Turnout in the election was 65.7%, with 29.8% of the voting age population participating in the election. Forty-six states participated, as Oklahoma had joined the Union less than a year prior to the ballot. Bryan won forty-eight counties in the new state of Oklahoma. The most important increase in the number of counties carried by Bryan was in the West South Central section, in part due to the vote of newly admitted Oklahoma.

Of the 2,858 counties making returns, Taft won in 1,494 (52.27%) while Bryan carried 1,355 (47.41%). Nine (0.31%) counties recorded more votes cast for "Other(s)" than either of the two main party candidates, whilst twenty-eight counties (0.97%) recorded zero votes due to being inhabited either by Native Americans who would not gain full citizenship for sixteen years, or by disenfranchised southern African-Americans. Taft had a majority in 1,325 counties, while Bryan had a majority in 1,204 counties.

By carrying 1,355 counties, Bryan won more counties than he had in 1900 (1,340), but he did not reach or surpass the number of counties he had won in 1896 (1,559). Bryan won more counties than McKinley in 1896, but failed to carry more counties than the Republican candidate in 1900 or 1904. Compared with his strength in previous elections, however, Bryan carried 69 counties in 1908 which had not been Democratic in either 1896 or 1900.

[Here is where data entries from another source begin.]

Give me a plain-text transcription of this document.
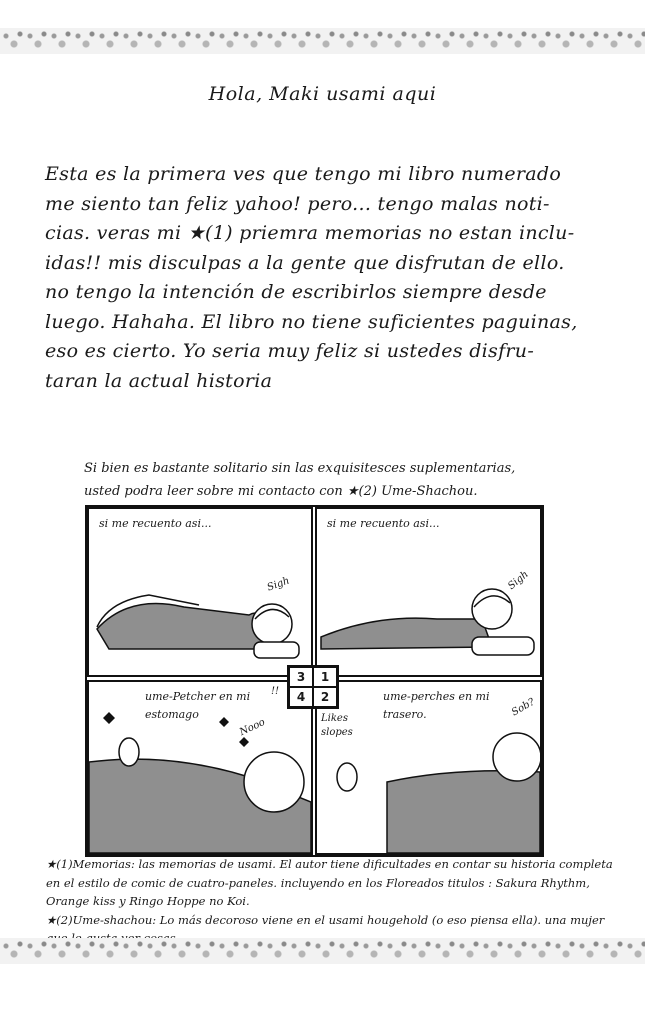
Hola, Maki usami aqui
Esta es la primera ves que tengo mi libro numerado
me siento tan feliz yahoo! pero... tengo malas noti-
cias. veras mi ★(1) priemra memorias no estan inclu-
idas!! mis disculpas a la gente que disfrutan de ello.
no tengo la intención de escribirlos siempre desde
luego. Hahaha. El libro no tiene suficientes paguinas,
eso es cierto. Yo seria muy feliz si ustedes disfru-
taran la actual historia
Si bien es bastante solitario sin las exquisitesces suplementarias,
usted podra leer sobre mi contacto con ★(2) Ume-Shachou.
si me recuento asi...
Sigh
si me recuento asi...
Sigh
ume-Petcher en mi estomago
Nooo
!!	ume-perches en mi trasero.
Likes slopes
Sob?
3	1
4	2

★(1)Memorias: las memorias de usami. El autor tiene dificultades en contar su historia completa en el estilo de comic de cuatro-paneles. incluyendo en los Floreados titulos : Sakura Rhythm, Orange kiss y Ringo Hoppe no Koi.

★(2)Ume-shachou: Lo más decoroso viene en el usami hougehold (o eso piensa ella). una mujer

Bryan increased the area carried by Democrats in every part of the country except New England and the South. He doubled the number of Democratic counties in Wisconsin and won more counties in Indiana than were carried by plurality vote by the Democrats in any election in the Fourth Party System except 1912. He made decided gains in Missouri and in his home state of Nebraska, besides achieving notable victories in Colorado and Nevada. However, in four Western states (Washington, Oregon, Wyoming, and North Dakota), there was not one Democratic county. This was true likewise of Michigan, Delaware, and each of the New England states.

The total vote increased greatly, by more than a million vis-à-vis 1904. The major parties shared very unequally in the increase: whereas Taft had nearly 50,000 more than Theodore Roosevelt, Bryan had nearly 1,500,000 more votes than Alton Parker had garnered, and more than in either of his previous campaigns.

The eleven states of the former Confederacy provided 6.55% of Taft's votes, with him taking 31.71% of the vote in that region. It was noticeable that the "other" vote was only about seven thousand less than four years earlier. The "other" vote was a plurality in nine counties in the states of Georgia and Texas.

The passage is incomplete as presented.